The first three scenarios provide players with a step-by-step introduction to the political phase, surface warfare, and submarine operations. The last four scenarios ask you put that knowledge to use. That said, the “main dish” of this product is the fourth scenario which provides the guidance of the Spratly Missile Crisis. This game has the full OOB for the major and minor powers in the game while also exercising the special forces units afforded to each nation namely the Sea Dragons of the PLAN and the US Navy Seals. While this scenario is meaty enough to be replayed many dozens of times, I sort of wanted more. The variant scenario for it was the minor nations standing against China alone, which is sort of a grim warning showcasing how important US involvement with partner nations in the region actually is for stability. The last scenario is a nod to pop culture (00)7 Island of Dr. No. I didn’t actually play that one because I was wrapped up in the Spratly Missile Crisis scenario. I like the layout of the scenarios and the progression of knowledge that allows players to focus on specific aspects of the game prior to tackling a fully featured scenario.

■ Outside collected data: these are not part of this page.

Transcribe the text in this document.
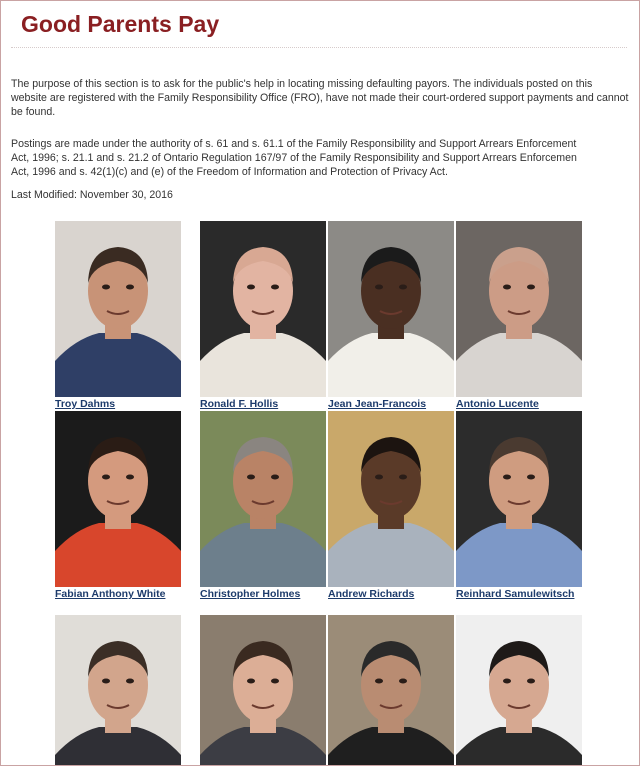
Good Parents Pay

The purpose of this section is to ask for the public's help in locating missing defaulting payors. The individuals posted on this website are registered with the Family Responsibility Office (FRO), have not made their court-ordered support payments and cannot be found.

Postings are made under the authority of s. 61 and s. 61.1 of the Family Responsibility and Support Arrears Enforcement
Act, 1996; s. 21.1 and s. 21.2 of Ontario Regulation 167/97 of the Family Responsibility and Support Arrears Enforcemen
Act, 1996 and s. 42(1)(c) and (e) of the Freedom of Information and Protection of Privacy Act.

Last Modified: November 30, 2016

Troy Dahms	Ronald F. Hollis	Jean Jean-Francois	Antonio Lucente
Fabian Anthony White	Christopher Holmes	Andrew Richards	Reinhard Samulewitsch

It’s also worthwhile to note that the victory point track included with the game is a tug-of-war. Each scenario typically starts at 10 victory points. As the VP marker increases in value, the Chinese benefit while a move in the other direction benefits the United States. Interestingly, the small movement seen in most of the scenarios tends to benefit the regional minor powers like Malaysia on the Chinese side and Vietnam on the American side. This tug-of-war is also used in the political rounds to determine whether a roll for a military crisis needs to be made. It is entirely possible that a scenario with political turns won’t ever reach the military turns and that owes to smart card play, diplomacy, and more than a little luck. The mechanic works well because it simplifies the need for political engagement tracks for each nation and helps to showcase, again, the limited political victory likely for both the Chinese and American sides should a shooting war erupt.
South China Sea comes at the right moment with solid gameplay making it both topical and fun. The game benefits from an informed audience who comes into it knowing about the various claims in the South China Sea and a baked-in understanding of what is at stake with this region. To that end, I have to wonder if this game will get played in professional settings as a means to showcase the relationships between the political wrangling and potential carnage of an armed conflict around the Spratly islands. I can’t speak to the specific accuracy of the Order of Battle, but it certainly felt like the platforms involved from Patriot SAM batteries and special forces units through the various surface and underwater vessels felt accurate.
If the goal of the game is showcasing how important fleet readiness and strategic deployment will be in a hypothetical South China Sea showdown, this game shines. I am thoroughly impressed and whatever sour taste I had from Breaking the Chains a few years back is surely gone at this point. In fact, I’m considering putting Breaking the Chains back on the table to give it a second chance. South China Sea is undoubtedly my favorite modern hypothetical naval game. That sounds like I’m not saying much given that the Fleet series from Victory Games is nearly 30 years old, but the relative simplicity in the gameplay of South China Sea makes it approachable for a wider audience.
For folks who have any interest in this topic, I can’t think of a reason you wouldn’t want to find someone with the game and play it or buy it yourself to enjoy.